De gevolgen die de Turkije deal heeft op de migratie van vluchtelingen naar Europa zijn nog beter zichtbaar in grafiek 5.
 
  Grafiek 7
In deze grafiek is ook zichtbaar dat de Turkije deal nog niet direct effectief was toen die in op 19 mei getekend werd. Pas vanaf november 2016 zijn de gevolgen van de deal zichtbaar in de afname van vluchtelingen naar Nederland. Hierbij speelt de komst van de winter ook mee die het minder aantrekkelijk maakt om via de mediterrane routes te reizen. Verwacht wordt dat de komst van vluchtelingen tijdens de zomermaanden weer toe zal nemen. (bron 7).
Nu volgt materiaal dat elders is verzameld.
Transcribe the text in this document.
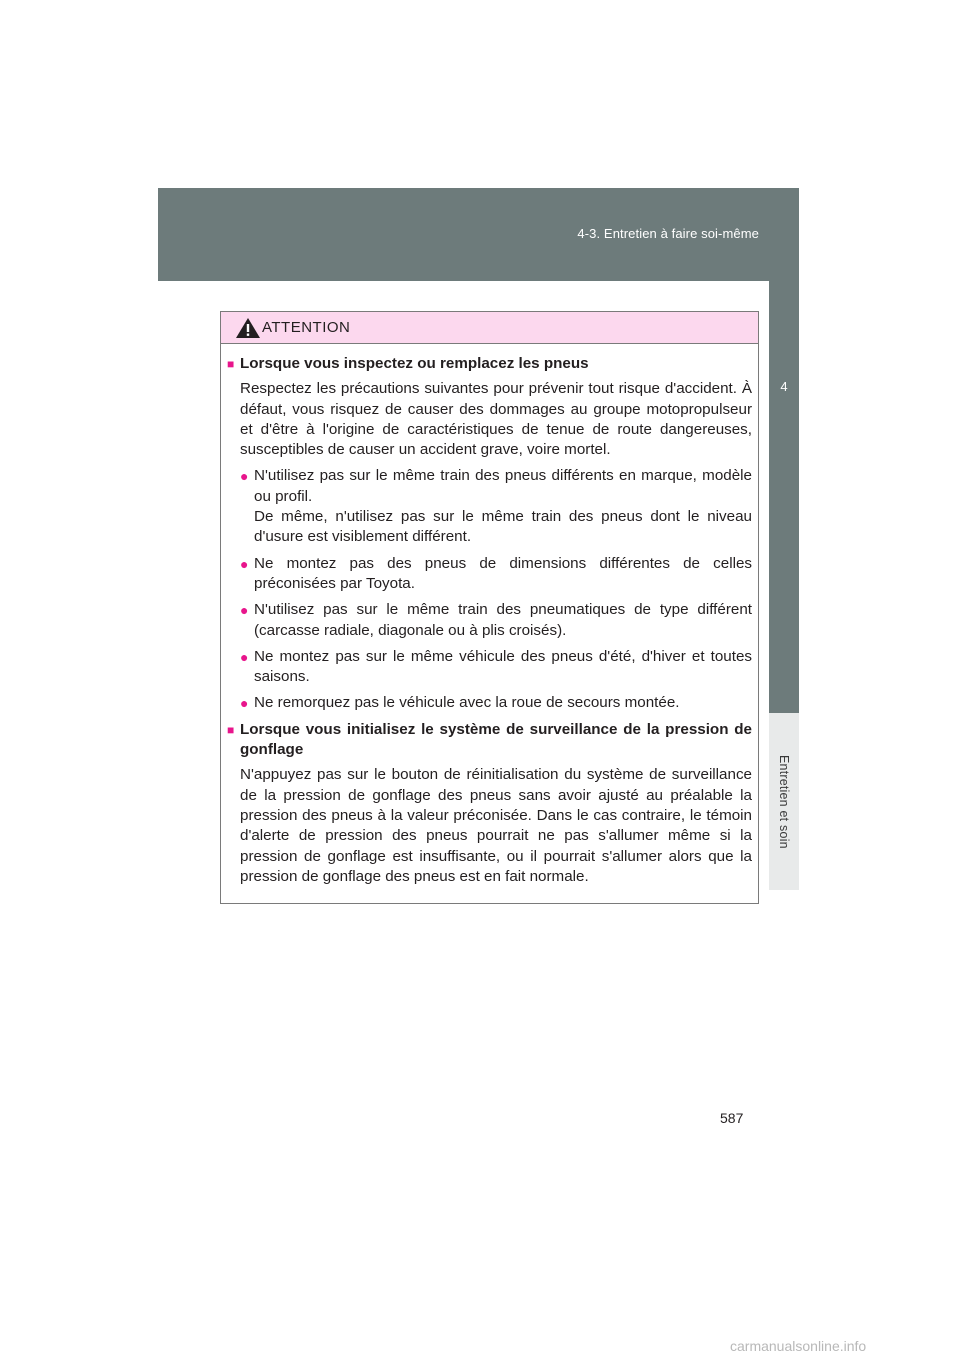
4-3. Entretien à faire soi-même
4
Entretien et soin
ATTENTION
■ Lorsque vous inspectez ou remplacez les pneus
Respectez les précautions suivantes pour prévenir tout risque d'accident. À défaut, vous risquez de causer des dommages au groupe motopropulseur et d'être à l'origine de caractéristiques de tenue de route dangereuses, susceptibles de causer un accident grave, voire mortel.
● N'utilisez pas sur le même train des pneus différents en marque, modèle ou profil.

De même, n'utilisez pas sur le même train des pneus dont le niveau d'usure est visiblement différent.

● Ne montez pas des pneus de dimensions différentes de celles préconisées par Toyota.

● N'utilisez pas sur le même train des pneumatiques de type différent (carcasse radiale, diagonale ou à plis croisés).

● Ne montez pas sur le même véhicule des pneus d'été, d'hiver et toutes saisons.

● Ne remorquez pas le véhicule avec la roue de secours montée.

■ Lorsque vous initialisez le système de surveillance de la pression de gonflage
N'appuyez pas sur le bouton de réinitialisation du système de surveillance de la pression de gonflage des pneus sans avoir ajusté au préalable la pression des pneus à la valeur préconisée. Dans le cas contraire, le témoin d'alerte de pression des pneus pourrait ne pas s'allumer même si la pression de gonflage est insuffisante, ou il pourrait s'allumer alors que la pression de gonflage des pneus est en fait normale.
587
carmanualsonline.info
2.3 Nederland als land in Europa

Nederland is het niet het enige land waarin mensen merken dat er meer vluchtelingen onderweg zijn dan een aantal jaar geleden. In veel landen zitten ze met dezelfde problemen op het gebied van opvang en met bezorgde burgers. Ondertussen pleiten veel politieke partijen in Nederland en de Europese Unie voor een eerlijke verdeling van vluchtelingen over de Europese lidstaten. Maar wat is daarvan terecht gekomen? En welke positie heeft Nederland in het opvangen van vluchtelingen?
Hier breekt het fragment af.